Depression is a sensitive topic. My personal and professional experience has afforded me first-hand knowledge in navigating the emotions associated with depression. My work with a sports psychologist in a mentoring program provided an insightful understanding into the inner mind and human behaviour.
It is interesting to note that amongst the general population, 1 in 3 people will experience some form of depression at some stage of their life. Depression may range from a mild to chronic state. Among the two, mild depression is most common in people. It is worth noting that at some stage in one's life, you may have experienced a 'depressive mood.' It may be triggered by a host of causes, mainly due to external situations which were beyond your control.
I recall one summer I experienced a depressive mood that lasted some weeks. I didn't want to exercise; I sat on the couch, found it a challenge to socialise, had very little appetite and slept in on most days, fearing getting out of bed. It was a passing stage, which I neither fought with nor resisted. The most important thing was I never identified with it by holding the thought in my mind that 'I was depressed.' In my case, it was a period of time fraught with stress and anxiety, which I refused to deal with.
Exercise is usually a good activity to involve oneself during these periods, since it facilitates the connection of mind and body. Caution needs to be taken that you don't overtrain or over-exercise, since that may trigger additional symptoms. It is still largely unknown how much exercise is good for the depressed person. Research has shown that individuals benefit from as little as 15 minutes of exercise three times a week ranging up to 30 minutes of exercise everyday.
According to research studies when the deep limbic system is overactive, negativity and pessimism is usually evident in the depressed person. This overactivity is closely linked with depression. The hippocampus within the brain is responsible for memory and assists the brain learn and retain new information, while the amygdala controls fear and anxiety. There is evidence to suggest that a hormonal link between the hypothalamus and the brain could be linked to depression. The message to note is that depression may be triggered during periods of intense stress in one's life.
Depression reveals spiritual transformation
Depression may be referred to as the dark night of the soul which was a term coined by a mystic priest St John of the Cross. The inference is depression is a passage from darkness to light. It is the releasing of the ego's grasp on the soul. The spiritual definition behind depression should not be viewed as negative, rather as a test of faith - a move toward transformation. It is wise to seek those people whom you trust if you believe you are experiencing depression. They may include: counsellors, therapists, psychologists, family, friends and loved ones. Many people develop a strong sense of self and meaning after they've recovered from depression.

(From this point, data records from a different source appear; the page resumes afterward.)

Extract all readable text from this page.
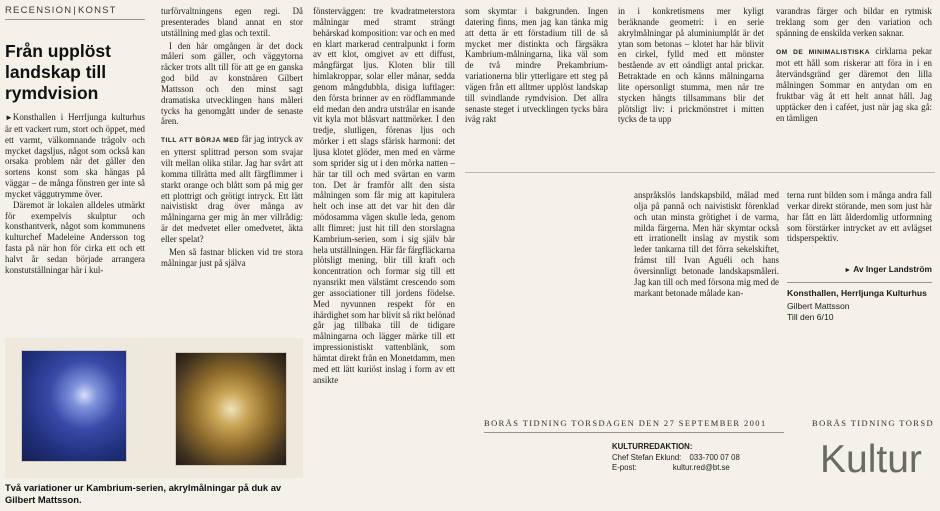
RECENSION|KONST
Från upplöst landskap till rymdvision

►Konsthallen i Herrljunga kulturhus är ett vackert rum, stort och öppet, med ett varmt, välkomnande trägolv och mycket dagsljus, något som också kan orsaka problem när det gäller den sortens konst som ska hängas på väggar – de många fönstren ger inte så mycket väggutrymme över.

Däremot är lokalen alldeles utmärkt för exempelvis skulptur och konsthantverk, något som kommunens kulturchef Madeleine Andersson tog fasta på när hon för cirka ett och ett halvt år sedan började arrangera konstutställningar här i kul-

turförvaltningens egen regi. Då presenterades bland annat en stor utställning med glas och textil.

I den här omgången är det dock måleri som gäller, och väggytorna räcker trots allt till för att ge en ganska god bild av konstnären Gilbert Mattsson och den minst sagt dramatiska utvecklingen hans måleri tycks ha genomgått under de senaste åren.

TILL ATT BÖRJA MED får jag intryck av en ytterst splittrad person som svajar vilt mellan olika stilar. Jag har svårt att komma tillrätta med allt färgflimmer i starkt orange och blått som på mig ger ett plottrigt och grötigt intryck. Ett lätt naivistiskt drag över många av målningarna ger mig än mer villrådig: är det medvetet eller omedvetet, äkta eller spelat?

Men så fastnar blicken vid tre stora målningar just på själva

Två variationer ur Kambrium-serien, akrylmålningar på duk av Gilbert Mattsson.
fönsterväggen: tre kvadratmeterstora målningar med stramt strängt behärskad komposition: var och en med en klart markerad centralpunkt i form av ett klot, omgivet av ett diffust, mångfärgat ljus. Kloten blir till himlakroppar, solar eller månar, sedda genom mångdubbla, disiga luftlager: den första brinner av en rödflammande eld medan den andra utstrålar en isande vit kyla mot blåsvart nattmörker. I den tredje, slutligen, förenas ljus och mörker i ett slags sfärisk harmoni: det ljusa klotet glöder, men med en värme som sprider sig ut i den mörka natten – här tar till och med svärtan en varm ton. Det är framför allt den sista målningen som får mig att kapitulera helt och inse att det var hit den där mödosamma vägen skulle leda, genom allt flimret: just hit till den storslagna Kambrium-serien, som i sig själv bär hela utställningen. Här får färgfläckarna plötsligt mening, blir till kraft och koncentration och formar sig till ett nyansrikt men välstämt crescendo som ger associationer till jordens födelse. Med nyvunnen respekt för en ihärdighet som har blivit så rikt belönad går jag tillbaka till de tidigare målningarna och lägger märke till ett impressionistiskt vattenblänk, som hämtat direkt från en Monetdamm, men med ett lätt kuriöst inslag i form av ett ansikte
som skymtar i bakgrunden. Ingen datering finns, men jag kan tänka mig att detta är ett förstadium till de så mycket mer distinkta och färgsäkra Kambrium-målningarna, lika väl som de två mindre Prekambrium-variationerna blir ytterligare ett steg på vägen från ett alltmer upplöst landskap till svindlande rymdvision. Det allra senaste steget i utvecklingen tycks bära iväg rakt
in i konkretismens mer kyligt beräknande geometri: i en serie akrylmålningar på aluminiumplåt är det ytan som betonas – klotet har här blivit en cirkel, fylld med ett mönster bestående av ett oändligt antal prickar. Betraktade en och känns målningarna lite opersonligt stumma, men när tre stycken hängts tillsammans blir det plötsligt liv: i prickmönstret i mitten tycks de ta upp

varandras färger och bildar en rytmisk treklang som ger den variation och spänning de enskilda verken saknar.

OM DE MINIMALISTISKA cirklarna pekar mot ett håll som riskerar att föra in i en återvändsgränd ger däremot den lilla målningen Sommar en antydan om en fruktbar väg åt ett helt annat håll. Jag upptäcker den i caféet, just när jag ska gå: en tämligen

anspråkslös landskapsbild, målad med olja på pannå och naivistiskt förenklad och utan minsta grötighet i de varma, milda färgerna. Men här skymtar också ett irrationellt inslag av mystik som leder tankarna till det förra sekelskiftet, främst till Ivan Aguéli och hans översinnligt betonade landskapsmåleri. Jag kan till och med försona mig med de markant betonade målade kan-
terna runt bilden som i många andra fall verkar direkt störande, men som just här har fått en lätt ålderdomlig utformning som förstärker intrycket av ett avlägset tidsperspektiv.
► Av Inger Landström
Konsthallen, Herrljunga Kulturhus
Gilbert Mattsson
Till den 6/10
BORÅS TIDNING TORSDAGEN DEN 27 SEPTEMBER 2001
KULTURREDAKTION:
Chef Stefan Eklund: 033-700 07 08
E-post:	kultur.red@bt.se
BORÅS TIDNING TORSD
Kultur
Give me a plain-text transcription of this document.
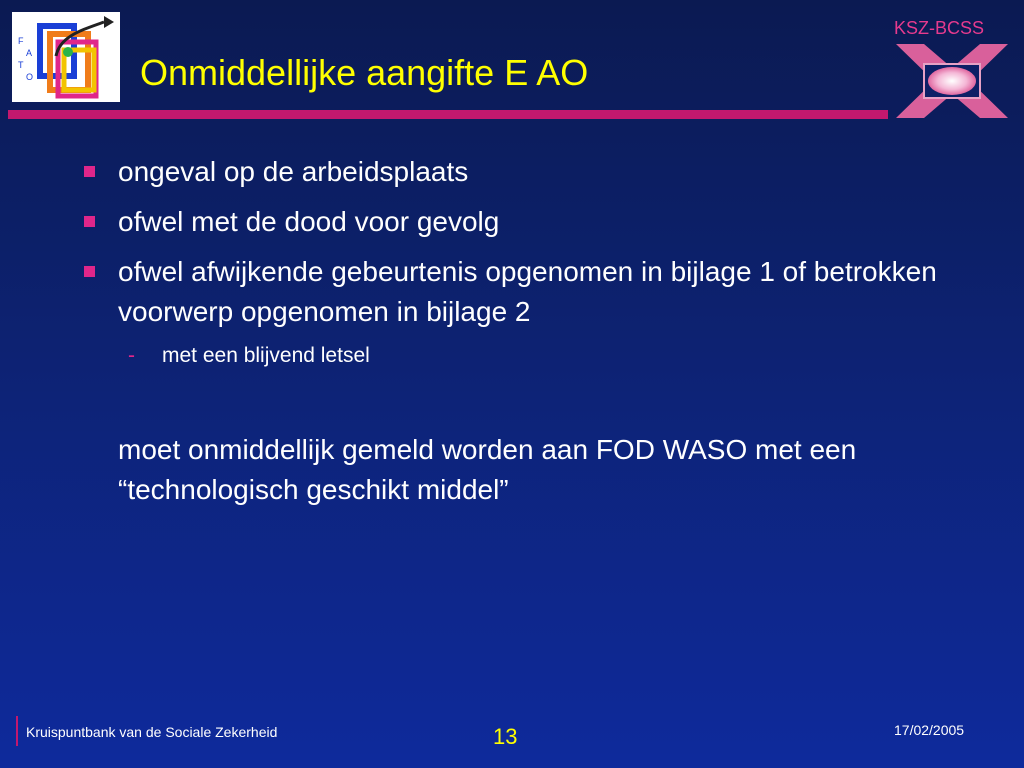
F
A
T
O	Onmiddellijke aangifte E AO
KSZ-BCSS
ongeval op de arbeidsplaats
ofwel met de dood voor gevolg
ofwel afwijkende gebeurtenis opgenomen in bijlage 1 of betrokken voorwerp opgenomen in bijlage 2
- met een blijvend letsel
moet onmiddellijk gemeld worden aan FOD WASO met een “technologisch geschikt middel”
Kruispuntbank van de Sociale Zekerheid	13	17/02/2005
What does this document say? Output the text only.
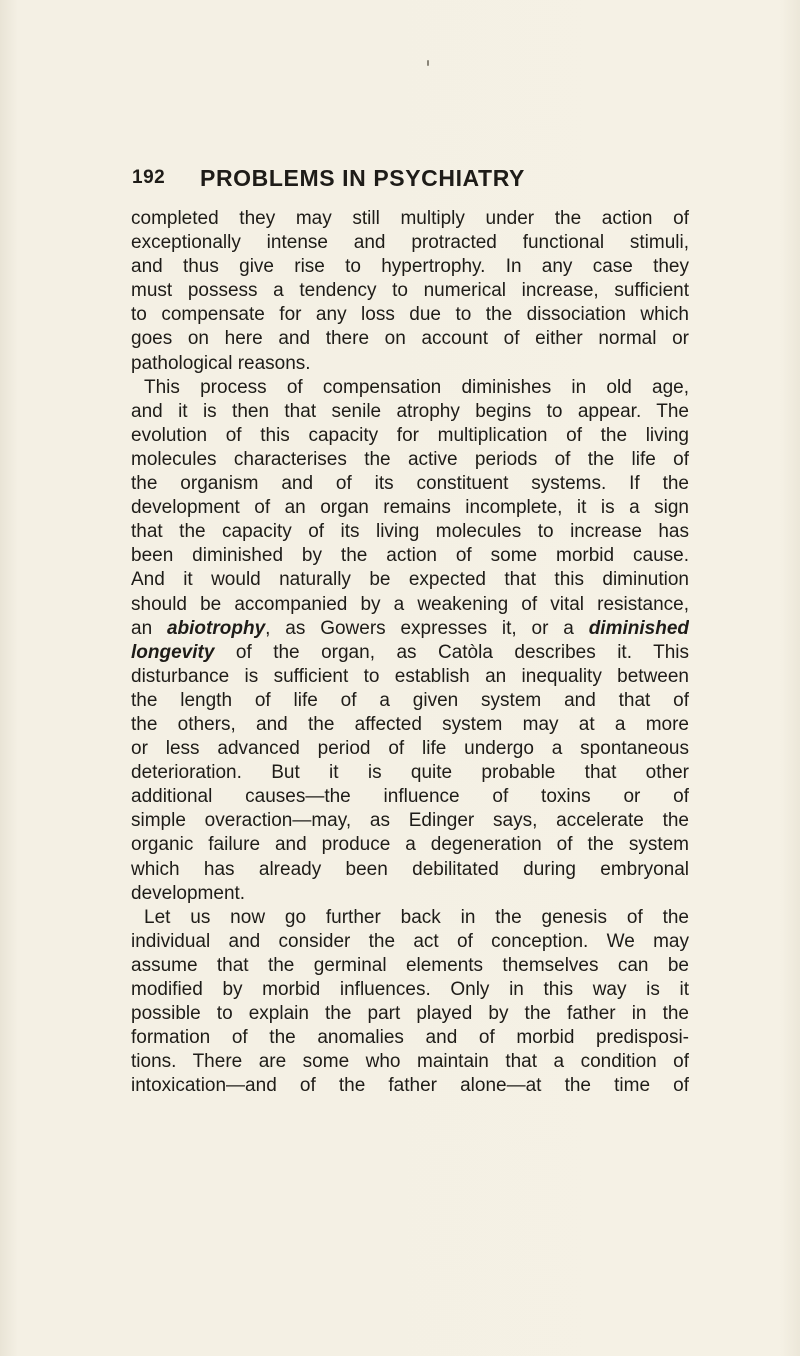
192 PROBLEMS IN PSYCHIATRY
completed they may still multiply under the action of
exceptionally intense and protracted functional stimuli,
and thus give rise to hypertrophy. In any case they
must possess a tendency to numerical increase, sufficient
to compensate for any loss due to the dissociation which
goes on here and there on account of either normal or
pathological reasons.
This process of compensation diminishes in old age,
and it is then that senile atrophy begins to appear. The
evolution of this capacity for multiplication of the living
molecules characterises the active periods of the life of
the organism and of its constituent systems. If the
development of an organ remains incomplete, it is a sign
that the capacity of its living molecules to increase has
been diminished by the action of some morbid cause.
And it would naturally be expected that this diminution
should be accompanied by a weakening of vital resistance,
an abiotrophy, as Gowers expresses it, or a diminished
longevity of the organ, as Catòla describes it. This
disturbance is sufficient to establish an inequality between
the length of life of a given system and that of
the others, and the affected system may at a more
or less advanced period of life undergo a spontaneous
deterioration. But it is quite probable that other
additional causes—the influence of toxins or of
simple overaction—may, as Edinger says, accelerate the
organic failure and produce a degeneration of the system
which has already been debilitated during embryonal
development.
Let us now go further back in the genesis of the
individual and consider the act of conception. We may
assume that the germinal elements themselves can be
modified by morbid influences. Only in this way is it
possible to explain the part played by the father in the
formation of the anomalies and of morbid predisposi-
tions. There are some who maintain that a condition of
intoxication—and of the father alone—at the time of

There is a spiritual transformation which occurs deep within their soul - as they discover their true nature. They discover a silent voice within - a deep, impenetrable love that will not die. There is a realisation that we are greater than the story we tell ourselves. Hope emerges out of darkness and suddenly the soul reconnects to the higher self which was always there beneath the veil of misery. We discover a deeper compassion for oneself and others.

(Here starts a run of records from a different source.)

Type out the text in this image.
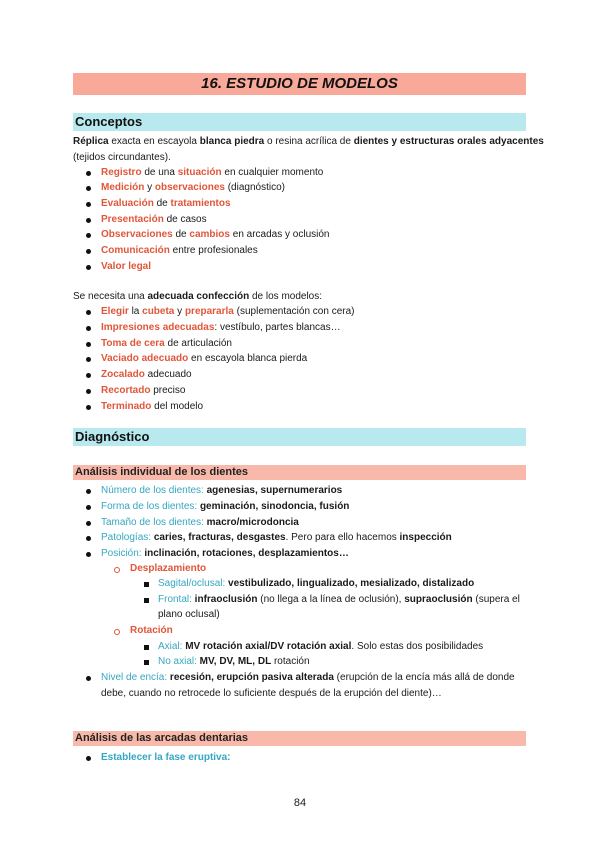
16. ESTUDIO DE MODELOS
Conceptos
Réplica exacta en escayola blanca piedra o resina acrílica de dientes y estructuras orales adyacentes
(tejidos circundantes).
Registro de una situación en cualquier momento
Medición y observaciones (diagnóstico)
Evaluación de tratamientos
Presentación de casos
Observaciones de cambios en arcadas y oclusión
Comunicación entre profesionales
Valor legal
Se necesita una adecuada confección de los modelos:
Elegir la cubeta y prepararla (suplementación con cera)
Impresiones adecuadas: vestíbulo, partes blancas…
Toma de cera de articulación
Vaciado adecuado en escayola blanca pierda
Zocalado adecuado
Recortado preciso
Terminado del modelo
Diagnóstico
Análisis individual de los dientes
Número de los dientes: agenesias, supernumerarios
Forma de los dientes: geminación, sinodoncia, fusión
Tamaño de los dientes: macro/microdoncia
Patologías: caries, fracturas, desgastes. Pero para ello hacemos inspección
Posición: inclinación, rotaciones, desplazamientos…
Desplazamiento
Sagital/oclusal: vestibulizado, lingualizado, mesializado, distalizado
Frontal: infraoclusión (no llega a la línea de oclusión), supraoclusión (supera el
plano oclusal)
Rotación
Axial: MV rotación axial/DV rotación axial. Solo estas dos posibilidades
No axial: MV, DV, ML, DL rotación
Nivel de encía: recesión, erupción pasiva alterada (erupción de la encía más allá de donde
debe, cuando no retrocede lo suficiente después de la erupción del diente)…
Análisis de las arcadas dentarias
Establecer la fase eruptiva:
84
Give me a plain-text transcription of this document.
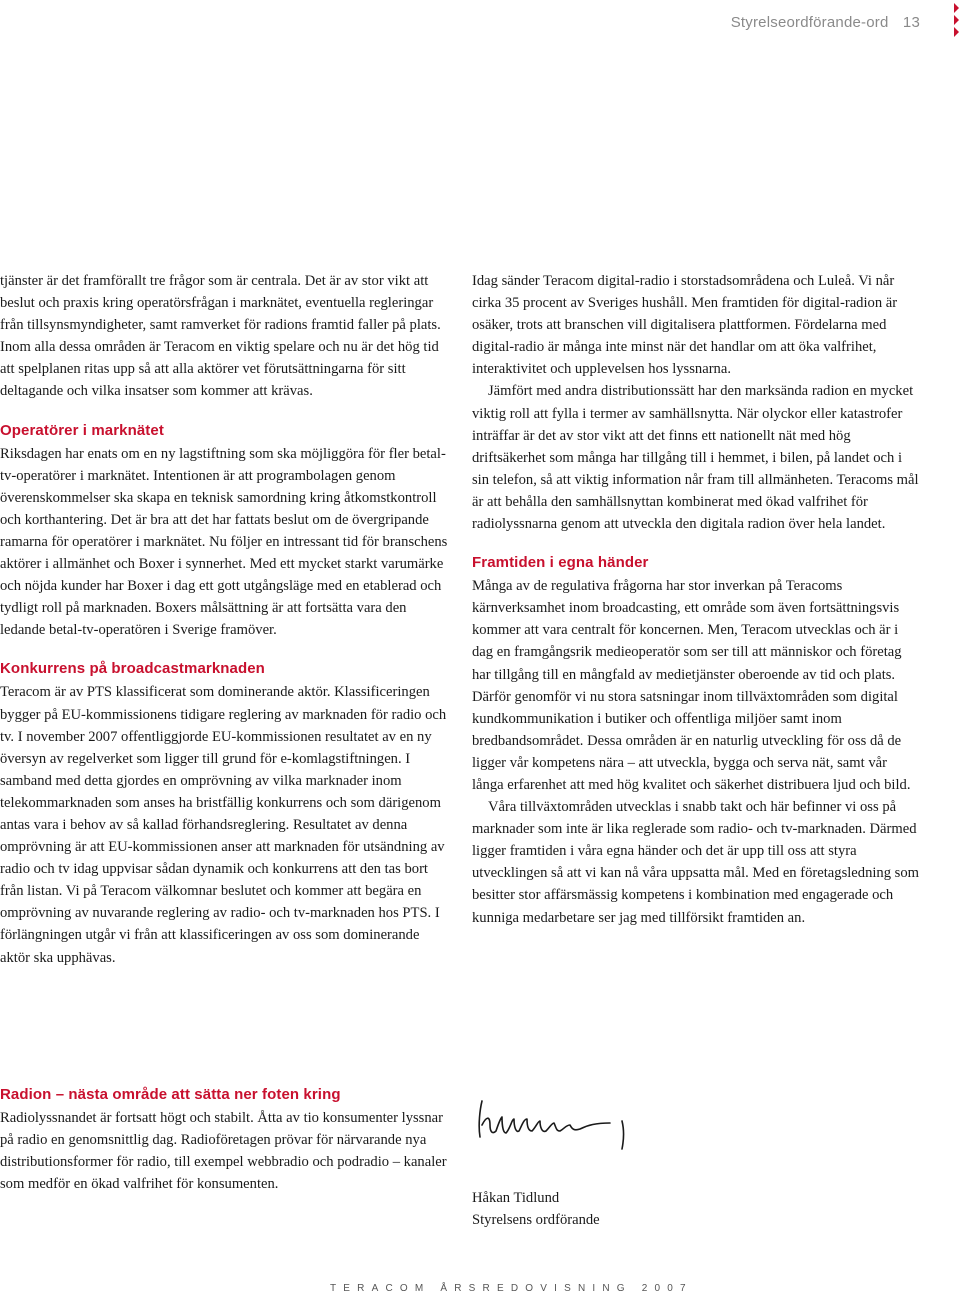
Styrelseordförande-ord 13

tjänster är det framförallt tre frågor som är centrala. Det är av stor vikt att beslut och praxis kring operatörsfrågan i marknätet, eventuella regleringar från tillsynsmyndigheter, samt ramverket för radions framtid faller på plats. Inom alla dessa områden är Teracom en viktig spelare och nu är det hög tid att spelplanen ritas upp så att alla aktörer vet förutsättningarna för sitt deltagande och vilka insatser som kommer att krävas.

Operatörer i marknätet

Riksdagen har enats om en ny lagstiftning som ska möjliggöra för fler betal-tv-operatörer i marknätet. Intentionen är att programbolagen genom överenskommelser ska skapa en teknisk samordning kring åtkomstkontroll och korthantering. Det är bra att det har fattats beslut om de övergripande ramarna för operatörer i marknätet. Nu följer en intressant tid för branschens aktörer i allmänhet och Boxer i synnerhet. Med ett mycket starkt varumärke och nöjda kunder har Boxer i dag ett gott utgångsläge med en etablerad och tydligt roll på marknaden. Boxers målsättning är att fortsätta vara den ledande betal-tv-operatören i Sverige framöver.

Konkurrens på broadcastmarknaden

Teracom är av PTS klassificerat som dominerande aktör. Klassificeringen bygger på EU-kommissionens tidigare reglering av marknaden för radio och tv. I november 2007 offentliggjorde EU-kommissionen resultatet av en ny översyn av regelverket som ligger till grund för e-komlagstiftningen. I samband med detta gjordes en omprövning av vilka marknader inom telekommarknaden som anses ha bristfällig konkurrens och som därigenom antas vara i behov av så kallad förhandsreglering. Resultatet av denna omprövning är att EU-kommissionen anser att marknaden för utsändning av radio och tv idag uppvisar sådan dynamik och konkurrens att den tas bort från listan. Vi på Teracom välkomnar beslutet och kommer att begära en omprövning av nuvarande reglering av radio- och tv-marknaden hos PTS. I förlängningen utgår vi från att klassificeringen av oss som dominerande aktör ska upphävas.

Radion – nästa område att sätta ner foten kring

Radiolyssnandet är fortsatt högt och stabilt. Åtta av tio konsumenter lyssnar på radio en genomsnittlig dag. Radioföretagen prövar för närvarande nya distributionsformer för radio, till exempel webbradio och podradio – kanaler som medför en ökad valfrihet för konsumenten.

Idag sänder Teracom digital-radio i storstadsområdena och Luleå. Vi når cirka 35 procent av Sveriges hushåll. Men framtiden för digital-radion är osäker, trots att branschen vill digitalisera plattformen. Fördelarna med digital-radio är många inte minst när det handlar om att öka valfrihet, interaktivitet och upplevelsen hos lyssnarna.

Jämfört med andra distributionssätt har den marksända radion en mycket viktig roll att fylla i termer av samhällsnytta. När olyckor eller katastrofer inträffar är det av stor vikt att det finns ett nationellt nät med hög driftsäkerhet som många har tillgång till i hemmet, i bilen, på landet och i sin telefon, så att viktig information når fram till allmänheten. Teracoms mål är att behålla den samhällsnyttan kombinerat med ökad valfrihet för radiolyssnarna genom att utveckla den digitala radion över hela landet.

Framtiden i egna händer

Många av de regulativa frågorna har stor inverkan på Teracoms kärnverksamhet inom broadcasting, ett område som även fortsättningsvis kommer att vara centralt för koncernen. Men, Teracom utvecklas och är i dag en framgångsrik medieoperatör som ser till att människor och företag har tillgång till en mångfald av medietjänster oberoende av tid och plats. Därför genomför vi nu stora satsningar inom tillväxtområden som digital kundkommunikation i butiker och offentliga miljöer samt inom bredbandsområdet. Dessa områden är en naturlig utveckling för oss då de ligger vår kompetens nära – att utveckla, bygga och serva nät, samt vår långa erfarenhet att med hög kvalitet och säkerhet distribuera ljud och bild.

Våra tillväxtområden utvecklas i snabb takt och här befinner vi oss på marknader som inte är lika reglerade som radio- och tv-marknaden. Därmed ligger framtiden i våra egna händer och det är upp till oss att styra utvecklingen så att vi kan nå våra uppsatta mål. Med en företagsledning som besitter stor affärsmässig kompetens i kombination med engagerade och kunniga medarbetare ser jag med tillförsikt framtiden an.

Håkan Tidlund

Styrelsens ordförande

TERACOM ÅRSREDOVISNING 2007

My own period of experiencing low levels of depression taught me faith, courage and hope in the universal energy of life. I trusted I was deeply loved and cared for. How can a universe which created me and others not want to serve my growth? What creator or intelligence would be so cruel as to abandon me during my time of need? Know and trust that any experience unfolding in your life is drawing you closer to the light. Darkness serves to show you there is light at the end of the tunnel. That the transformation you undergo will serve your greatest potential as someone worthy of love.